With the victory over Belfort, there was talk of a two-divisional run where Gastelum would be allowed to return to the land of welterweights he was once cast out of. Should the hard-charging Kings MMA rep pull off a similar performance against the Spider GOAT on his native soil, that conversation will reach a fever pitch.

And while Gastelum is certainly aware of how many options he'll have and all the doors that will open, the South California surf that stretches out in his adopted backyard reminds him to keep things in focus.

"We have many things we still have left to do in this sport, and winning that welterweight title is one of them," Gastelum said. "That is still there on the checklist. All of these people are saying all these things about what I could do in my future, it wasn't long ago they were telling me I may never fight in the UFC again.

"They said I was this and that, and how I was undisciplined and whatever. Now they are writing all these things and it's just a testament of me overcoming a lot of hurdles. It's a testament of me growing as a person and always learning from every experience. Whatever comes my way I deal with it by the horns."

Everything Gastelum intends to make happen will sure enough happen in due time, but he has to be open and accepting of the challenges that will show themselves along the way. At the current time the biggest obstacle is the one and only Anderson Silva, and there's nothing beyond that in "K.G's" world.

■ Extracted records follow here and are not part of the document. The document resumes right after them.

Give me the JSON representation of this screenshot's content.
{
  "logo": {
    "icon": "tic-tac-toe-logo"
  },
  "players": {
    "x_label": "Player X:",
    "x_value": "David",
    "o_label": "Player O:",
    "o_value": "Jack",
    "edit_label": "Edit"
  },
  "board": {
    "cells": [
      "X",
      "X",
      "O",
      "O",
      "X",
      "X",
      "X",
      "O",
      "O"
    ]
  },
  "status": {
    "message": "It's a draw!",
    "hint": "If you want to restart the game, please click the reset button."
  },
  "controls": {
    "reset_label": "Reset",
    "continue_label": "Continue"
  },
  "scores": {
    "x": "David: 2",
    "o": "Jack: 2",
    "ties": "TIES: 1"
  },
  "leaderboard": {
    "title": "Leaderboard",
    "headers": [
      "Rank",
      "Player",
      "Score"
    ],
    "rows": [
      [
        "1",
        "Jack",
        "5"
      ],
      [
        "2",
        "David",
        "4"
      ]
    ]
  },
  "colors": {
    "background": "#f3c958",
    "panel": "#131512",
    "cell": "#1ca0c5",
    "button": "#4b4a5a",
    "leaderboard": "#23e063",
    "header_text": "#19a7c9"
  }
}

That said, the drive and will to succeed he possesses are traits ingrained in him from the woman who showed him what was possible in the world. Gastelum's been an underdog his entire life in one way or another, and with every successful step he takes he does so with the intention to make those who have never stopped believing in him proud.

"I get my drive from where I come from but definitely from my mother," Gastelum said. "She had to really work hard to raise my sister and I. She was a single mother who raised us on her own, and I think that work ethic just transferred over. I learned it from her and I wouldn't be anywhere without my mother."